While sleeping the snow came in and there we were, in Sequoia NP in a big snowstorm. It was amazing! We started snowshoeing on a trail right from the lodge. Two other people in boots joined us and we had a fun time not only trying to find the trail markers but also enjoying that literally we were alone but yet, enjoyed having similar company. As the late morning progressed the wind started picking up and making the snow fall from the firs. A couple times they hit me smack in the head, snow smoke bombs from above exploding into a poof of white that took much time to settle down! At some points on our trek we heard loud sounds that we still don't know if they were snow thunder or a faraway avalance, but just stunning to hear the power of the snow, the weather, and the mountains.
On our way out we stopped at the General Sherman tree and walked around. I love these trees, and I love them in winter. And now I could visit them in a storm. The wind was blowing so hard that for the shorter younger ones, they were swaying back and forth like they were waving hello. The old ones didn't speak, but the young ones certainly did. I've never seen the sequoias move quite like that. It got quite cold and, with wet socks, we needed to leave. This was my first time being a passenger through the drive through the Giant Forest, and it was great to ogle out the windows at all these gorgeous trees, their red bark emblazoned on a white canopy, braving the rough weather and standing proud and strong.
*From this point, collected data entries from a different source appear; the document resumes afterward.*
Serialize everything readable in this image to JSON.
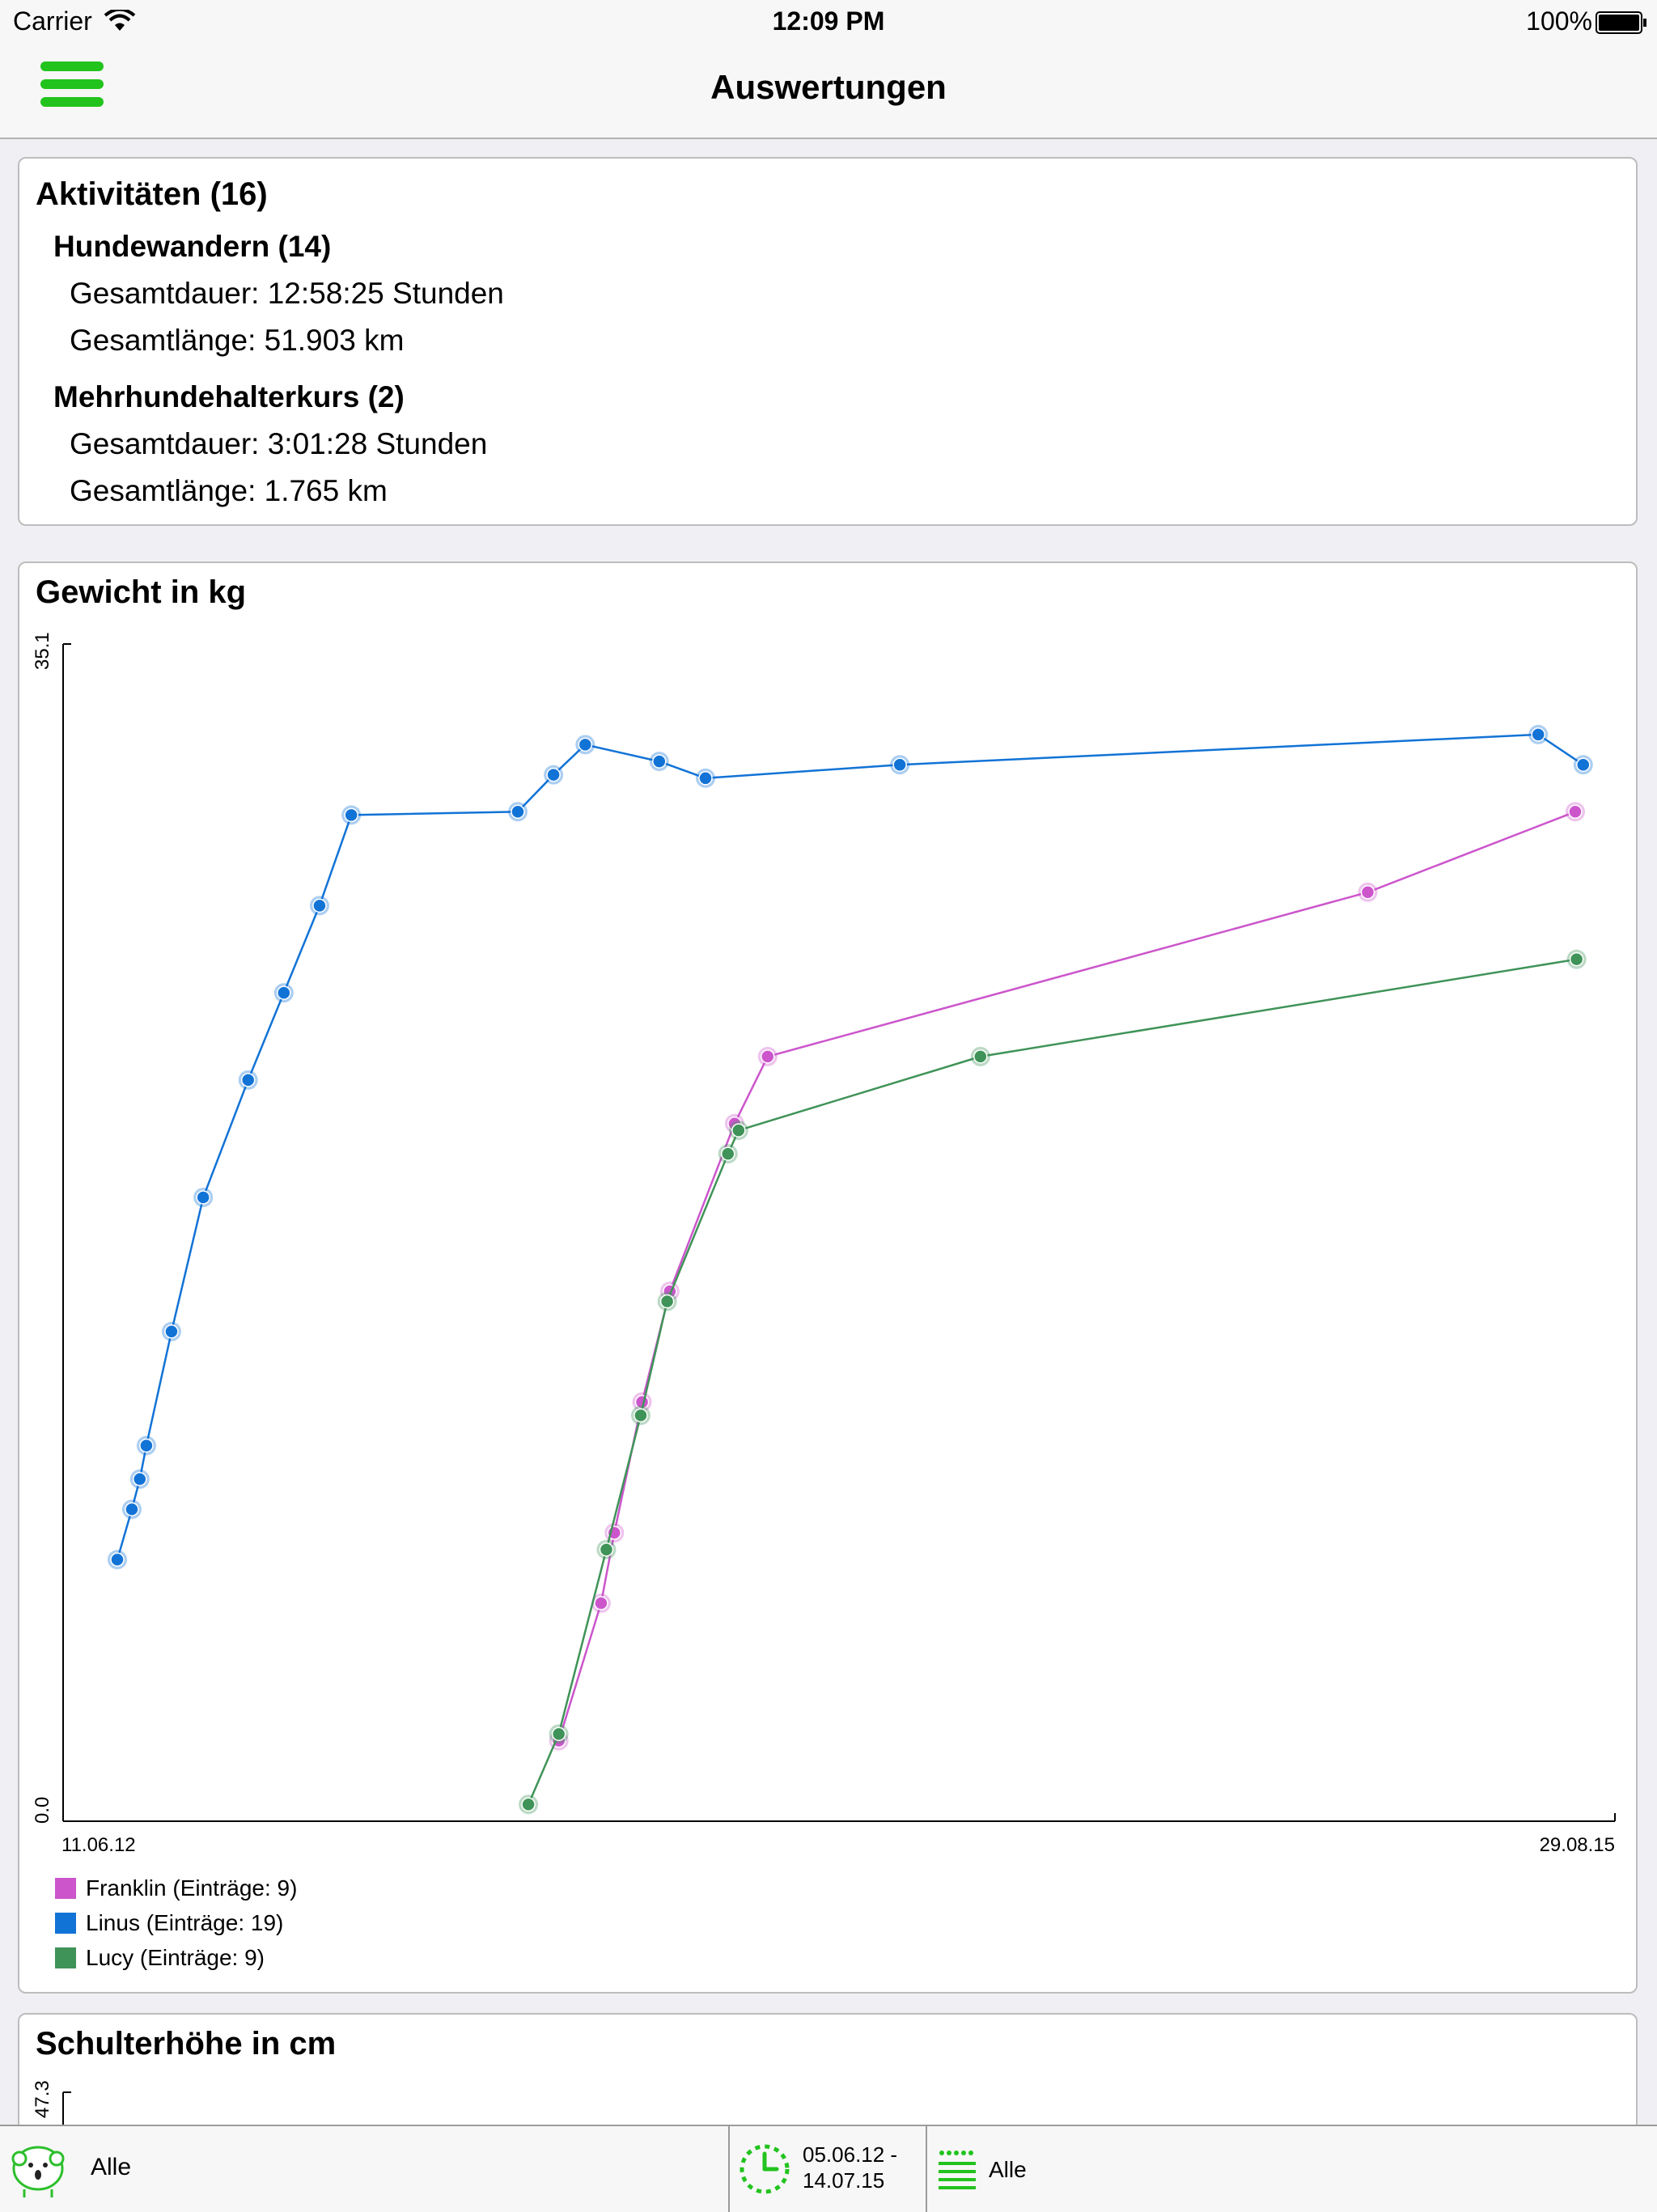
{
  "status_bar": {
    "carrier": "Carrier",
    "time": "12:09 PM",
    "battery": "100%"
  },
  "nav": {
    "title": "Auswertungen",
    "menu_icon": "hamburger-menu-icon",
    "accent_color": "#22c31d"
  },
  "activities": {
    "title": "Aktivitäten (16)",
    "groups": [
      {
        "name": "Hundewandern (14)",
        "duration": "Gesamtdauer: 12:58:25 Stunden",
        "length": "Gesamtlänge: 51.903 km"
      },
      {
        "name": "Mehrhundehalterkurs (2)",
        "duration": "Gesamtdauer: 3:01:28 Stunden",
        "length": "Gesamtlänge: 1.765 km"
      }
    ]
  },
  "weight_card": {
    "title": "Gewicht in kg"
  },
  "height_card": {
    "title": "Schulterhöhe in cm",
    "y_max_label": "47.3"
  },
  "chart_data": {
    "type": "line",
    "title": "Gewicht in kg",
    "xlabel": "",
    "ylabel": "",
    "y_range": [
      0.0,
      35.1
    ],
    "y_tick_labels": [
      "35.1",
      "0.0"
    ],
    "x_range": [
      "2012-06-11",
      "2015-08-29"
    ],
    "x_tick_labels": [
      "11.06.12",
      "29.08.15"
    ],
    "grid": false,
    "legend_position": "bottom-left",
    "series": [
      {
        "name": "Franklin (Einträge: 9)",
        "color": "#cc55cc",
        "points": [
          [
            "2013-06-21",
            2.4
          ],
          [
            "2013-07-23",
            6.5
          ],
          [
            "2013-08-02",
            8.6
          ],
          [
            "2013-08-23",
            12.5
          ],
          [
            "2013-09-13",
            15.8
          ],
          [
            "2013-11-01",
            20.8
          ],
          [
            "2013-11-26",
            22.8
          ],
          [
            "2015-02-23",
            27.7
          ],
          [
            "2015-07-30",
            30.1
          ]
        ]
      },
      {
        "name": "Linus (Einträge: 19)",
        "color": "#1273d6",
        "points": [
          [
            "2012-07-22",
            7.8
          ],
          [
            "2012-08-02",
            9.3
          ],
          [
            "2012-08-08",
            10.2
          ],
          [
            "2012-08-13",
            11.2
          ],
          [
            "2012-09-01",
            14.6
          ],
          [
            "2012-09-25",
            18.6
          ],
          [
            "2012-10-29",
            22.1
          ],
          [
            "2012-11-25",
            24.7
          ],
          [
            "2012-12-22",
            27.3
          ],
          [
            "2013-01-15",
            30.0
          ],
          [
            "2013-05-21",
            30.1
          ],
          [
            "2013-06-17",
            31.2
          ],
          [
            "2013-07-11",
            32.1
          ],
          [
            "2013-09-05",
            31.6
          ],
          [
            "2013-10-10",
            31.1
          ],
          [
            "2014-03-06",
            31.5
          ],
          [
            "2015-07-02",
            32.4
          ],
          [
            "2015-08-05",
            31.5
          ]
        ]
      },
      {
        "name": "Lucy (Einträge: 9)",
        "color": "#3f9358",
        "points": [
          [
            "2013-05-29",
            0.5
          ],
          [
            "2013-06-21",
            2.6
          ],
          [
            "2013-07-27",
            8.1
          ],
          [
            "2013-08-22",
            12.1
          ],
          [
            "2013-09-11",
            15.5
          ],
          [
            "2013-10-27",
            19.9
          ],
          [
            "2013-11-04",
            20.6
          ],
          [
            "2014-05-06",
            22.8
          ],
          [
            "2015-07-31",
            25.7
          ]
        ]
      }
    ]
  },
  "legend": [
    {
      "label": "Franklin (Einträge: 9)",
      "color": "#cc55cc"
    },
    {
      "label": "Linus (Einträge: 19)",
      "color": "#1273d6"
    },
    {
      "label": "Lucy (Einträge: 9)",
      "color": "#3f9358"
    }
  ],
  "bottom_bar": {
    "dog_filter_label": "Alle",
    "dog_icon": "sheep-dog-icon",
    "date_range_line1": "05.06.12 -",
    "date_range_line2": "14.07.15",
    "date_icon": "clock-icon",
    "category_filter_label": "Alle",
    "category_icon": "list-icon"
  }
}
The entire experience, being with a great friend amongst the stunning beauty of the Sierras in winter, seeing the great trees wave to me, the sound of falling snow on my hat and the silence of nowhere...it's thrilling, rejuvanating and makes me remember how thankful I am to just be alive.
Picutres were from the a900 system with the 24-70 lens. Couldn't change lenses due to snow. Frustrating at times for sure!